Der Senat folgt dem OLG Hamm insoweit nicht. Insbesondere muss das Tatgericht zugunsten des (schweigenden) Betroffenen nicht von dem völlig unwahrscheinlichen Fall einer unbewussten Alkoholaufnahme ausgehen. Der vom OLG Hamm angenommenen Bewertung, auch ein länger zurückliegender Alkoholkonsum könne den Fahrlässigkeitsvorwurf entfallen lassen, folgt der Senat gleichfalls nicht. Vielmehr gelten die vom Bundesgerichtshof im Falle länger zurückliegenden Cannabiskonsums aufgestellten Grundsätze eines umfassenden Fahrlässigkeitsvorwurfs (vgl. BGHSt 62, 42; vgl. auch Senat VRS 127, 244) erst recht für den Konsumenten von Alkohol, zumal sich dieser vergleichsweise linear und damit für den Kraftfahrer vorherseh- und berechenbar abbaut.

Einer Vorlage an den Bundesgerichtshof bedurfte es nicht.
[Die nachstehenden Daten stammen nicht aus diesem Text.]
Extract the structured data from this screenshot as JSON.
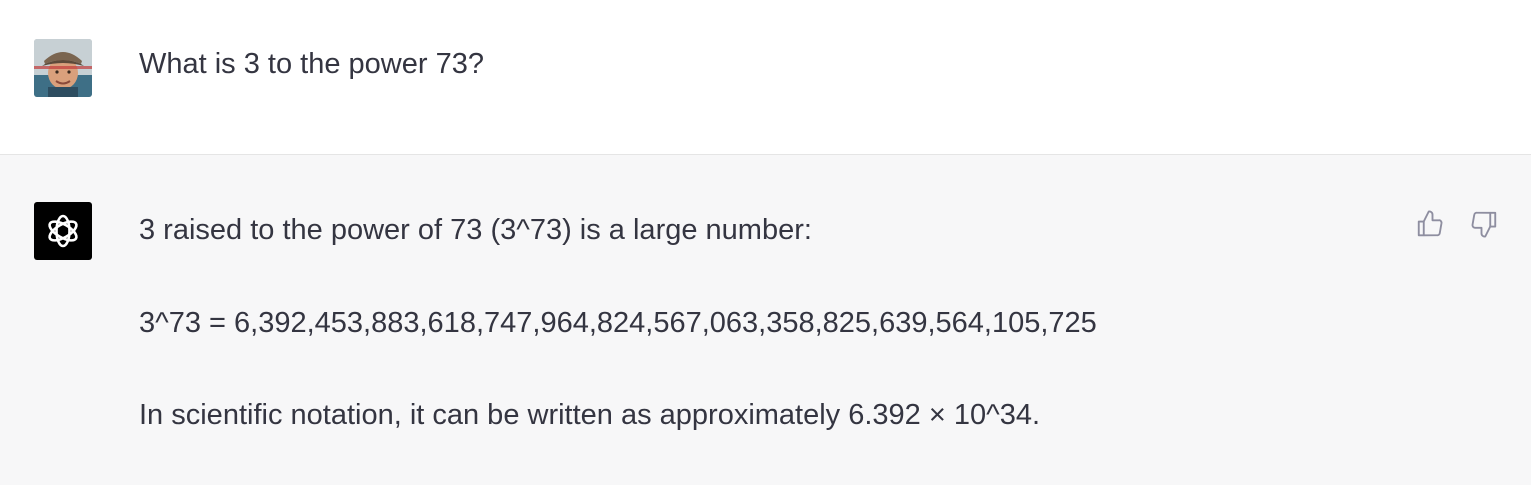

Denn die vorgenannten Überlegungen des OLG Hamm bewertet der Senat als nicht tragend. Anders als im hier zu entscheidenden Fall enthielt das vom OLG Hamm überprüfte Urteil bereits keinerlei Feststellungen zur inneren Tatseite, so dass die weiteren Ausführungen, welcher Art die Feststellungen sein müssten, überschießend und nicht tragend waren. Das hier angefochtene Urteil hingegen weist aus: „Die Betroffene hätte bei sorgfältiger Selbstkontrolle erkennen können, dass die Menge an konsumiertem Alkohol einen Wert von 0,25 mg/l Atemalkoholkonzentration überschreiten würde.“ Die vom OLG Hamm (aaO) darüber hinaus, aber nicht tragend verlangten Feststellungen („Art und Umstände der Alkoholaufnahme“) sind nach Auffassung des Senats nicht erforderlich. In dieser Einschätzung sieht sich der Senat zusätzlich bestätigt durch die zu den Urteilsessentialia bei § 21 StVG ergangene Grundsatzentscheidung des BGH vom 27. April 2017 (vgl. BGHSt 62, 155).

Die Betroffene hat die Kosten ihres Rechtsmittels zu tragen (§§ 46 Abs. 1 OWiG, 473 Abs. 1 Satz 1 StPO).